What is curious with Everton is we have produced so many talented teenagers yet so few have developed into top stars. I think there is something in the psyche of Evertonian’s that has contributed to this. Perhaps more than any club we have reveled in young players being given the spotlight and not allowed a realism and strength of character to be embedded in them to allow them to prosper in different environments? Collectively we remember and celebrate the good, not the bad. People remember the best of Young, Mckenzie, Limpar or Kanchelskis and they are ranked as cult heroes by most Evertonians yet all 4 were fiendishly inconsistent.

What has happened this summer in particular, but also the wider work of the last 12 months under Koeman is a dragging of Everton into the mindset of a big club. That players perform or go. That fragility will not be tolerated never mind celebrated. That we will shape our own destiny and story and not be beholden to events occurring to us.

Curiously this summer England won the under 20’s championship with a squad that contained 5 Everton players (who all started games) and should have had a 6th involved had it not been for injury to Liam Walsh. In the circle of life, when one crop of talented 19 year olds leave another arrives. Everton as a club is firmly routed in the city in England that has produced more England players per head than any other. There will be no slowing of the conveyor belt.

When Jeffers left my dad told me “not to worry, there is another cab off the rank in a lad called Wayne Rooney, he’ll take over from Jeffers” such was the normalized expectancy that jars with Evertonians. We have Davies, Calvert Lewin, Lookman and Holgate who all made first team appearances last season. While it’s doubtful they have the same quality as the previous Fab 4 under the guidance of this manager I wouldn’t rule out as a collective they will produce better results.

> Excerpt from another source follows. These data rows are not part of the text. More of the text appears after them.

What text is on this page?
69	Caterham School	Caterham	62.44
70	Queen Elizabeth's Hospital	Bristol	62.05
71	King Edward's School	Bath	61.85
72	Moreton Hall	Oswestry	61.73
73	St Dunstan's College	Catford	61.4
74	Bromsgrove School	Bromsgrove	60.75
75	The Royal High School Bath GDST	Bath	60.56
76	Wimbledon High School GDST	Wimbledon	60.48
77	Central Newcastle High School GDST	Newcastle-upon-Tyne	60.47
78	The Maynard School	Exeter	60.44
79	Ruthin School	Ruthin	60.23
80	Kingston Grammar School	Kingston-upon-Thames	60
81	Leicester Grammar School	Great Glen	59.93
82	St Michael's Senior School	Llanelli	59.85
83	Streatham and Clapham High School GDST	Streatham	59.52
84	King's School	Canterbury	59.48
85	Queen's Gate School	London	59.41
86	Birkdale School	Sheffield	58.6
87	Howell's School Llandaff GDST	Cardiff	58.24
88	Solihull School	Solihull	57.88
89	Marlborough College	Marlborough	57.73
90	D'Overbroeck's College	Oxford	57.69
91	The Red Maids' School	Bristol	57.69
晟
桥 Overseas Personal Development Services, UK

Alongside them, you have lads like Kenny who looks set to start at right back for Everton and talent such as Walsh and Dowell who have ability beyond the names mentioned above in many ways. We are also adding more talent at an impressive rate. Sandro, Klaasen, Keane and Pickford are all now between the ages of the Fab 4 now and the Fab 4 were when Martinez joined the club. Perhaps the most prescient question for Ronald Koeman is not how to get the best out of any individual player but has become how do we ensure as a group our young players learn the right habits. As he said on his first day here “I am not about philosophies what is important is winning” sums this up and perhaps shows he is aware of this change in direction more than anyone.